Diatom: Polylithic Binary Lifting with Data-flow Summaries and Type-aware IR Linking
Binary lifting, which translates binary code into LLVM intermediate representations (IRs) through iterative IR transformations for recovering high-level constructs from low-level machine features, is the cornerstone of many binary analysis systems. Therefore, the scalability and precision of the upper layer analysis could be greatly affected by the underlying binary lifting. However, all existing binary lifters still suffer from severe performance problems in that they require much time to handle extremely large binaries, which becomes a barrier to achieving the expected performance gains in various analyses and hinders them from meeting the requirement of quick response in modern continuous integration pipelines. We found that the root cause of the scalability issue is the inherent “monolithic” design that performs all lifting stages on a single LLVM module, which entails a global environment that enforces sequential dependences between any two transformations on IRs, thus limiting the parallelism.

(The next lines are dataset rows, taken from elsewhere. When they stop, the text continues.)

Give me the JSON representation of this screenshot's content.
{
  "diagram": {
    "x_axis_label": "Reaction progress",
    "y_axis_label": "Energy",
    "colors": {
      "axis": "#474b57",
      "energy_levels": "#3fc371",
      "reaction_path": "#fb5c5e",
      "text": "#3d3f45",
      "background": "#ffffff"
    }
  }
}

This paper presents Diatom, a novel parallel binary lifter powered by a new “polylithic” design, which decomposes the monolithic LLVM module into partitions to perform fully parallelized binary lifting. In the meantime, it leverages light-weight data-flow summaries and type-aware IR linking to avoid soundness loss caused by separating dependent code fragments. Large-scale experiments on 16 real-world benchmarks whose sizes range from dozens of megabytes (MBs) to several gigabytes (GBs) show that Diatom achieves an average speedup of 7.45× and a maximum speedup of 16.8× over a traditional monolithic binary lifter, while still maintaining the lifting soundness. Diatom can complete the translation for the Linux Kernel binary within only 10 minutes, which significantly accelerates the overall binary code analysis process.